Hablar del interior es, por lo menos, referirse a una cosa secundaria. Sin embargo, la Real Academia Española, a la que tanto recurrimos en materia de lengua (y con la que tanto nos peleamos, de vez en vez) dice que el interior no es propiamente todo un territorio, sino “la parte central de un país, en oposición a las zonas costeras o fronterizas”. Nosotros, sin embargo, obramos al barrer. Designamos en bloque a toda nuestra tierra, tan rica después de todo en diversidad geográfica y biológica, como “el interior”, sin molestarnos en realizar la menor distinción. Parece que a nadie se le ocurre la posibilidad del cambio.
Pero bien podríamos llamarlo de otros muchos modos: podríamos decir simplemente el país, o la nación, o los departamentos. Podríamos incluso recurrir a los puntos cardinales: el sur, el este, el oeste, el norte. O a las regiones en que suele dividirse al interior a efectos educativos. O a la dimensión geográfica; hablaríamos entonces, como lo sugiere la RAE, de la costa atlántica, la costa fluvial, la costa platense, la zona media, etcétera.
El verdadero problema no es el nombre que le damos al país entero (sacando a Montevideo) sino sus significaciones, implicancias y resonancias en términos sociales, culturales, humanos y políticos. Desde mucho antes de las últimas elecciones nacionales empezó a quedar claro para muchos capitalinos, que “el interior” del país era una fuerza enormemente desatendida. Y aun así, se la siguió desatendiendo.
El movimiento Un solo Uruguay, que llegó a expresar por boca de alguno de sus integrantes que “acá va a correr sangre”, y amenazó en su momento con llenar la capital de ovejas, no fue ni demasiado feliz ni demasiado respetuoso de las instituciones ni demasiado democrático, eso ya lo sabemos, pero envió unas cuantas señales de alarma que fueron olímpicamente ignoradas. Por detrás de ese movimiento, y por detrás de la mansedumbre y el silencio relativos de las ciudades del “interior”, latía y late todo un pueblo que ha sido dejado de lado, en forma más o menos sistemática, no solamente por los gobiernos frenteamplistas, sino además por casi todos los otros, de signo blanco o colorado. Hasta la guerra civil de 1904 nuestro país se dividía en dos grandes zonas, o incluso en dos gobiernos: el de Batlle del río Negro para abajo, y el de Saravia del río Negro para arriba. Uno gobernaba desde Montevideo y el otro desde el Cordobés. Después, hacia 1940, aparece Benito Nardone (Chico Tazo) quien, al margen de las divisas tradicionales primero, y después oscilando del herrerismo al coloradismo, empezó a hablar para los productores rurales con la música del Pericón nacional de fondo. Más allá de la ideología sustentada por Nardone, bien alineado en el bloque capitalista surgido de la guerra fría, y consecuente enemigo del comunismo, al cual veía hasta en la sopa, el interior del país comenzó a sentirse escuchado por esta nueva tradición, que era original en sus abordajes y en sus contenidos, trasmitidos gracias a la radio de transistores.
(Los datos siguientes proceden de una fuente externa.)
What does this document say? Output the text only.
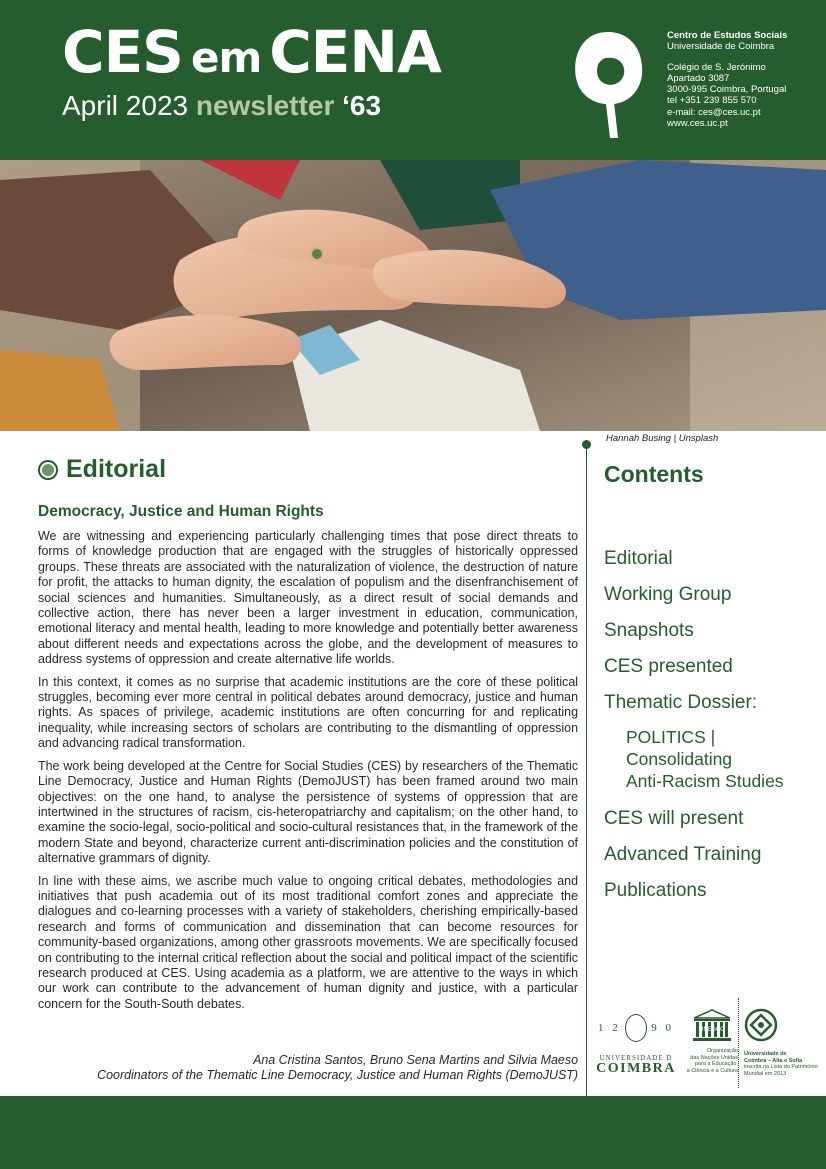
CES em CENA
April 2023 newsletter ‘63
Centro de Estudos Sociais
Universidade de Coimbra
Colégio de S. Jerónimo
Apartado 3087
3000-995 Coimbra, Portugal
tel +351 239 855 570
e-mail: ces@ces.uc.pt
www.ces.uc.pt
Hannah Busing | Unsplash
Editorial
Democracy, Justice and Human Rights

We are witnessing and experiencing particularly challenging times that pose direct threats to forms of knowledge production that are engaged with the struggles of historically oppressed groups. These threats are associated with the naturalization of violence, the destruction of nature for profit, the attacks to human dignity, the escalation of populism and the disenfranchisement of social sciences and humanities. Simultaneously, as a direct result of social demands and collective action, there has never been a larger investment in education, communication, emotional literacy and mental health, leading to more knowledge and potentially better awareness about different needs and expectations across the globe, and the development of measures to address systems of oppression and create alternative life worlds.

In this context, it comes as no surprise that academic institutions are the core of these political struggles, becoming ever more central in political debates around democracy, justice and human rights. As spaces of privilege, academic institutions are often concurring for and replicating inequality, while increasing sectors of scholars are contributing to the dismantling of oppression and advancing radical transformation.

The work being developed at the Centre for Social Studies (CES) by researchers of the Thematic Line Democracy, Justice and Human Rights (DemoJUST) has been framed around two main objectives: on the one hand, to analyse the persistence of systems of oppression that are intertwined in the structures of racism, cis-heteropatriarchy and capitalism; on the other hand, to examine the socio-legal, socio-political and socio-cultural resistances that, in the framework of the modern State and beyond, characterize current anti-discrimination policies and the constitution of alternative grammars of dignity.

In line with these aims, we ascribe much value to ongoing critical debates, methodologies and initiatives that push academia out of its most traditional comfort zones and appreciate the dialogues and co-learning processes with a variety of stakeholders, cherishing empirically-based research and forms of communication and dissemination that can become resources for community-based organizations, among other grassroots movements. We are specifically focused on contributing to the internal critical reflection about the social and political impact of the scientific research produced at CES. Using academia as a platform, we are attentive to the ways in which our work can contribute to the advancement of human dignity and justice, with a particular concern for the South-South debates.

Ana Cristina Santos, Bruno Sena Martins and Silvia Maeso
Coordinators of the Thematic Line Democracy, Justice and Human Rights (DemoJUST)
Contents
Editorial
Working Group
Snapshots
CES presented
Thematic Dossier:
POLITICS |
Consolidating
Anti-Racism Studies
CES will present
Advanced Training
Publications
1 2	9 0
UNIVERSIDADE D
COIMBRA
UNESCO
Organização
das Nações Unidas
para a Educação,
a Ciência e a Cultura
Universidade de
Coimbra – Alta e Sofia
inscrita na Lista do Património
Mundial em 2013
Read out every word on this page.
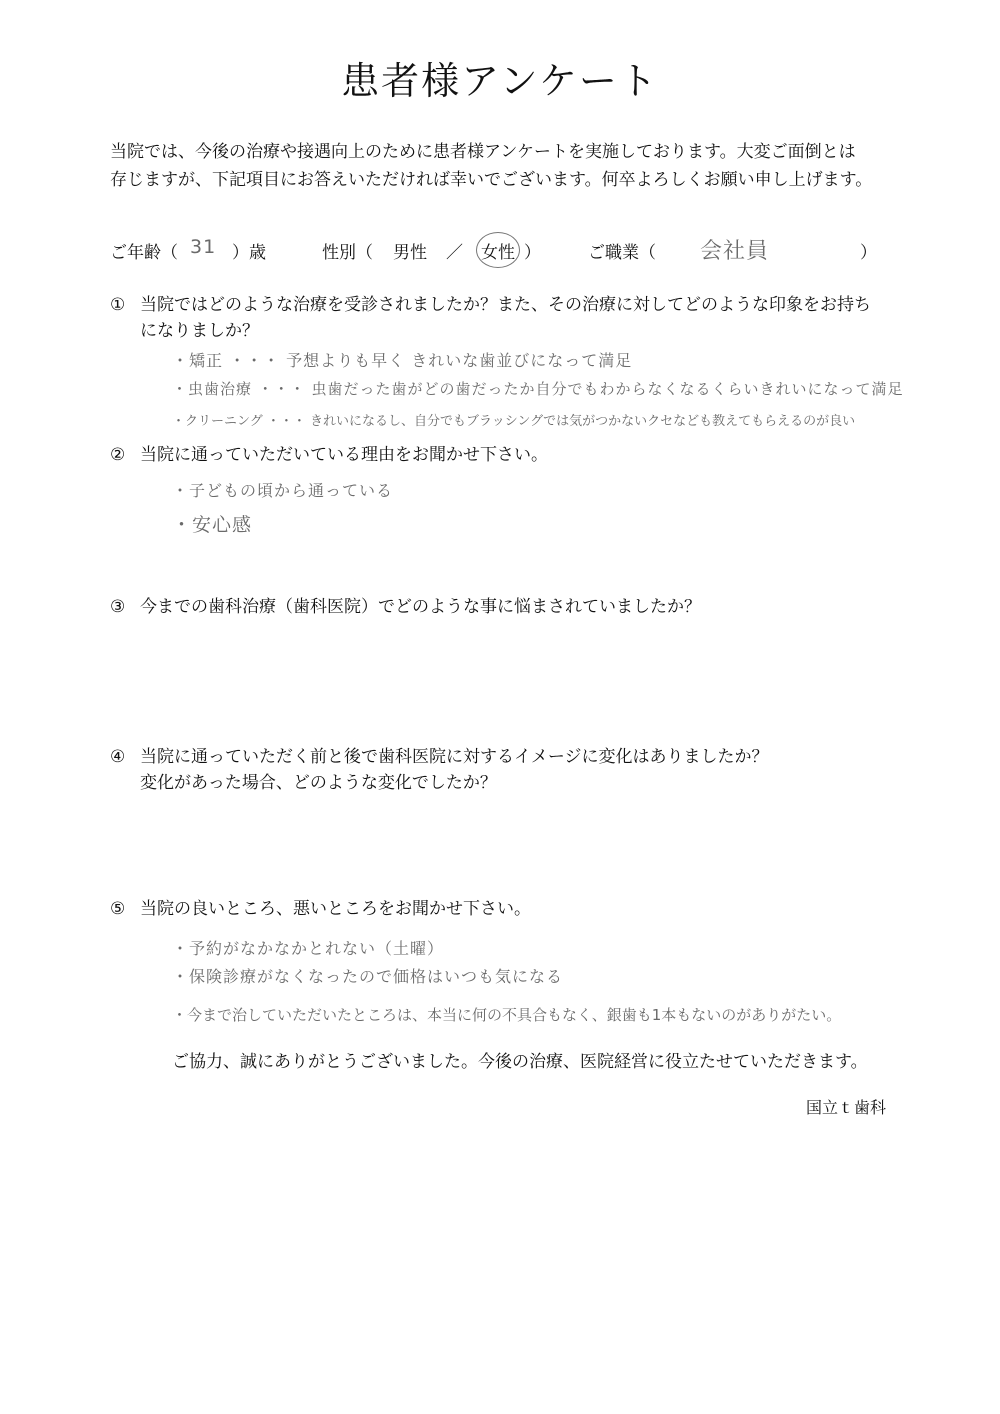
患者様アンケート
当院では、今後の治療や接遇向上のために患者様アンケートを実施しております。大変ご面倒とは
存じますが、下記項目にお答えいただければ幸いでございます。何卒よろしくお願い申し上げます。
ご年齢（ 31 ）歳	性別（ 男性 ／ 女性 ）	ご職業（ 会社員	）
① 当院ではどのような治療を受診されましたか？また、その治療に対してどのような印象をお持ち
になりましか？
・矯正 ・・・ 予想よりも早く きれいな歯並びになって満足
・虫歯治療 ・・・ 虫歯だった歯がどの歯だったか自分でもわからなくなるくらいきれいになって満足
・クリーニング ・・・ きれいになるし、自分でもブラッシングでは気がつかないクセなども教えてもらえるのが良い
② 当院に通っていただいている理由をお聞かせ下さい。
・子どもの頃から通っている
・安心感
③ 今までの歯科治療（歯科医院）でどのような事に悩まされていましたか？
④ 当院に通っていただく前と後で歯科医院に対するイメージに変化はありましたか？
変化があった場合、どのような変化でしたか？
⑤ 当院の良いところ、悪いところをお聞かせ下さい。
・予約がなかなかとれない（土曜）
・保険診療がなくなったので価格はいつも気になる
・今まで治していただいたところは、本当に何の不具合もなく、銀歯も1本もないのがありがたい。
ご協力、誠にありがとうございました。今後の治療、医院経営に役立たせていただきます。
国立ｔ歯科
Más allá de las diversas etapas de conformación territorial del Uruguay moderno, que no es del caso mencionar aquí, en el interior la gente fue, y en buena medida sigue siendo, fiel a las divisas de los partidos tradicionales, por más que esa fidelidad no se deba siempre al leal saber y entender de cada ciudadano, sino a las presiones y los manejos de los políticos de turno. Para apreciar ese hecho, basta considerar los resultados de las elecciones municipales. Somos un país joven, así como somos un continente joven. Doscientos años de vida independiente, grosso modo, no son nada en términos de madurez política y de conformación de identidades nacionales. La inestabilidad ha sido el signo característico de Uruguay, desde que nació a la vida republicana en 1830. Nos fuimos acostumbrando a dirimir nuestros enfrentamientos ideológicos a través de la violencia de las guerras civiles, y eso ocurrió hasta ayer nomás. Antes de convertirnos en república, tuvimos diferentes nombres, al vaivén de nuestras circunstancias políticas: Banda Oriental, Provincia Oriental, Provincia Cisplatina, pero siempre mantuvimos una estructura territorial básica: la ciudad puerto por un lado, de cara al Río de la Plata, y el resto del territorio más allá, en un amasijo de pradera y penillanura que solo muy lentamente fue cobrando forma reconocible, y ni qué decir institucional. Por lo menos desde fines del siglo XVIII, nos acostumbramos a hablar de la ciudad (Montevideo) y de la campaña (en la que, con mucha suerte, había algunas villas y centros poblados).
A partir de 1830 hablamos de la capital y del interior. Y esto no ha cambiado casi nada, por lo menos en el imaginario de todos los uruguayos, los que viven en Montevideo y los que no. Hay una diferencia sustancial, sin embargo, entre muchas otras que podríamos destacar: mientras que los capitalinos miran con desdén al interior, el interior mira con recelo y con cierto rencor a la capital. Razón no le falta. El solo vocablo, reitero, alcanza para medir el grado de nuestra indiferencia. ¿Qué es el interior? Dicho de otra manera, ¿podemos hablar de interior para referirnos a todo un país? ¿No será, por lo menos, una omisión o incluso una falta grave del sentir nacional en su conjunto? Nos hemos olvidado, desde la capital sobre todo, de nuestro mal llamado interior. Para muestra, ahí está la letra de la famosa canción de Pablo Estramín, cuya vigencia continúa casi plena:
“Si te tienen que operar
Morís en la capital
Cuando quieras estudiar
Morís en la capital
Cuando quieras progresar
Morís en la capital”.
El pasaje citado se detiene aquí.